Reading Sipe, Phipps, and Dukowitz together, it is clear that the cause of action created by section 181.932, subdivision 1(1), has no counterpart in Minnesota common law. It follows that Ford's claim is “upon a liability created by statute” and that no shorter limitations period “is provided by section 541.07,” Minn.Stat. § 541.05, subd. 1(2), meaning that the statute of limitations is 6 years. Minn.Stat. § 541.05, subd. 1. Ford's claim that she was wrongfully discharged for reporting a violation of law was timely.
MPS argues that there are sound policy reasons for a 2–year statute of limitations in employment cases, as acknowledged in Larson v. New Richland Care Center, 538 N.W.2d 915, 921 n. 5 (Minn.App.1995), abrogated on other grounds by Gordon v. Microsoft Corp., 645 N.W.2d 393 (Minn.2002).2 MPS suggests that the shorter period encourages prompt investigation of employees' claims (including of an employer's allegedly illegal conduct) and reduces the likelihood that evidence will become stale. MPS further argues that it is anomalous that an MWA claim under subdivision 1(3) may have a 2–year limitation when a claim under subdivision 1(1) has a 6–year limitation.
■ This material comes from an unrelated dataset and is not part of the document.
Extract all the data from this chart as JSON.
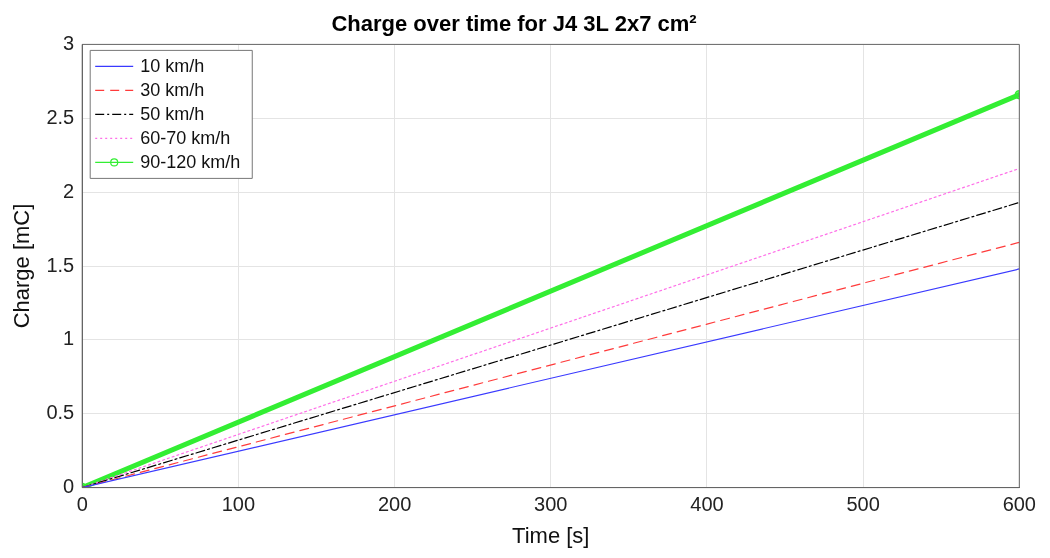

But our decision today is grounded in the text of the applicable statutes and on controlling precedent. In such an instance, the merits of MPS's policy arguments are for the Legislature to consider. See Axelberg v. Comm'r of Pub. Safety, 848 N.W.2d 206, 212 (Minn.2014) (“[W]e must read this state's laws as they are, not as some argue they should be.”); Dukowitz, 841 N.W.2d at 151–52.
Citing Abraham v. County of Hennepin, 639 N.W.2d 342 (Minn.2002), MPS warns that any determination that an MWA claim brought under subdivision 1(1) has no counterpart at common law would undermine a plaintiff's right to a jury trial. MPS's concern is misplaced. A claim under subdivision 1(1) is still a cause of action at law for which there is a jury trial right. See Schmitz v. U.S. Steel Corp., 852 N.W.2d 669, 674 (Minn.2014) (determining that a retaliatory-discharge claim under the Workers' Compensation Act that seeks only money damages is legal in nature and therefore carries an attendant right to a jury trial under the Minnesota Constitution).
For these reasons, Ford's cause of action for violation of subdivision 1(1) of the MWA is governed by the 6–year statute of limitations found in Minn.Stat. § 541.05, subd. 1(2).
HUDSON, J. took no part in the consideration or decision of this case.
1. According to the district court's findings of fact, “excessed” means that the individual is no longer employed full-time but has the option to work intermittently and receive preferences for positions that become available in the future based on the controlling union contract.
2. To the extent that Larson suggests that all claims under the MWA are subject to the 2–year statute of limitations in section 541.07(1), Larson is overruled.